Fuselage for blended-wing-body vehicle

A study toward finding an efficient noncylindrical fuselage configuration for a conceptual blended-wing-body flight vehicle is presented. A simplified two-dimensional beam-column analysis and optimization was used to demonstrate the problem of containing cabin pressure in such flight vehicles. Then a set of detailed finite element models of deep sandwich panel and ribbed shell construction concepts were analyzed and optimized. Generally these constructions with high bending stiffness but without curvature were found to be structurally efficient to a certain extent to withstand internal pressure and resultant compressive loads simultaneously.
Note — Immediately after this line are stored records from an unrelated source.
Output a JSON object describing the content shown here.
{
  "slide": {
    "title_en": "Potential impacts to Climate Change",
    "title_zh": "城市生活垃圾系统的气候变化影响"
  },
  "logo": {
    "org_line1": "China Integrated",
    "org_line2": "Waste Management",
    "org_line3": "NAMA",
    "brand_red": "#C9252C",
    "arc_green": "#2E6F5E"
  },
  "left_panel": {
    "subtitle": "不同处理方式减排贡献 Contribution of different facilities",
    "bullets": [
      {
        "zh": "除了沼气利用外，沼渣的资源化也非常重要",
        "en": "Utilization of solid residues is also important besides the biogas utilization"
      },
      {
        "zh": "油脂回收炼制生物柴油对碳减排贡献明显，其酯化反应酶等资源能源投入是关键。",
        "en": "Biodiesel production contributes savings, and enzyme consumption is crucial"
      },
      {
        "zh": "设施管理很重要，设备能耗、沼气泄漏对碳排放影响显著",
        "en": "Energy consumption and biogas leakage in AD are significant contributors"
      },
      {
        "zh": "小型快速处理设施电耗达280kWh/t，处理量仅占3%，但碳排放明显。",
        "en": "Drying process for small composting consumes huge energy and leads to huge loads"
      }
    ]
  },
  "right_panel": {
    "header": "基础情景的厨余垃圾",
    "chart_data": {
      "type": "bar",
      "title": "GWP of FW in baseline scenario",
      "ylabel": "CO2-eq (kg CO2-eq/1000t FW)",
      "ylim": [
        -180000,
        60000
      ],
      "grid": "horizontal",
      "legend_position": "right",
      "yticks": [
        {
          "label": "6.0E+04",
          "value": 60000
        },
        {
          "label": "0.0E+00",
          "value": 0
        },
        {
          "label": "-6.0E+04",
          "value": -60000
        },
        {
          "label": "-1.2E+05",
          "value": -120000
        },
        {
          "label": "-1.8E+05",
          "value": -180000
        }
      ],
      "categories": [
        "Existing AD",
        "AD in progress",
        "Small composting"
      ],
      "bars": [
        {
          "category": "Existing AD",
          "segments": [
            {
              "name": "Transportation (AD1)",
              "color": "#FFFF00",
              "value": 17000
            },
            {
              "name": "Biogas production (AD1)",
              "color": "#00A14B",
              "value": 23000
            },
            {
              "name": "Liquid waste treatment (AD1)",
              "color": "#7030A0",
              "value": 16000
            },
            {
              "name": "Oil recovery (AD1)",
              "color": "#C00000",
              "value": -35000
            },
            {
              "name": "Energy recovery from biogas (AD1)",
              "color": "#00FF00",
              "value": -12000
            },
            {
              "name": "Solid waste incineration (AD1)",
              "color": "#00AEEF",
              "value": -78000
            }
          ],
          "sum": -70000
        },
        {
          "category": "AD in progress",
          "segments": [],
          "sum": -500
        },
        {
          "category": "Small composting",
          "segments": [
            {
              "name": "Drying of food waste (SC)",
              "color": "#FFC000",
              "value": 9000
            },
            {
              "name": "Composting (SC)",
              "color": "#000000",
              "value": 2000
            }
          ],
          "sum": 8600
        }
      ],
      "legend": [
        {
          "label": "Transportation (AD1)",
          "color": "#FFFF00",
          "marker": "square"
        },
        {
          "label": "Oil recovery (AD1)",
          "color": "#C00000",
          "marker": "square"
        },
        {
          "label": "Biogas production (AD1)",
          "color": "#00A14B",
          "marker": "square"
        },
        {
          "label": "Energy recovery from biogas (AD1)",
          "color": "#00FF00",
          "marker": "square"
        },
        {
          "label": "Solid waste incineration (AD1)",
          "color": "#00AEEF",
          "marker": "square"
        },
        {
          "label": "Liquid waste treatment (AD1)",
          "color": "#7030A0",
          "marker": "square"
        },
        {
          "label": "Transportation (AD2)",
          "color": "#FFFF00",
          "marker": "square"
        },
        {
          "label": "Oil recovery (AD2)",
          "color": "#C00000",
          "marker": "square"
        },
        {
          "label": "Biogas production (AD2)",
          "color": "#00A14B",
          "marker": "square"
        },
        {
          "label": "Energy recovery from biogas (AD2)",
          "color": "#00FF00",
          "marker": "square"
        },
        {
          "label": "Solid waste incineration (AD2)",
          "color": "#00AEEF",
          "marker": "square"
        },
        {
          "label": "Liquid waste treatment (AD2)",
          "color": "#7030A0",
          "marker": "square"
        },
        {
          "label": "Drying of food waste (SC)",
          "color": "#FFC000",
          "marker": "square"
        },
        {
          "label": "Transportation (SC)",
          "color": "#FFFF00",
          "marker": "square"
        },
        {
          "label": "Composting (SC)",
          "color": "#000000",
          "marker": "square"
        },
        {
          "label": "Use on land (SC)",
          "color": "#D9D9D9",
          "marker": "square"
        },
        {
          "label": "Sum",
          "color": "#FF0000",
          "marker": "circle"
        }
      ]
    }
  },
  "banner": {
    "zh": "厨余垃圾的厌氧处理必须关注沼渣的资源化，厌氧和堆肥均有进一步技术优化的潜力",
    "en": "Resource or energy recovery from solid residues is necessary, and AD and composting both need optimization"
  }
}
To attain additional structural efficiency, a set of multibubble fuselage configurations was developed for balancing internal cabin pressure load efficiently, through membrane stress in inner-stiffened shell and intercabin walls. An outer-ribbed shell was designed to prevent buckling due to external resultant compressive loads. Initial results from finite element analysis of a representative fuselage segment, using this stress separation concept, appear to be promising. This concept has some additional advantages. Distortion of aerodynamic surface due to cabin pressure is minimal. Availability of duct space above and below the main fuselage can be used for direct ventilation; these also provide structural redundancy in the event of a pressure leak as well as for improved crashworthiness. These concepts should be developed further to exploit their inherent structural efficiency.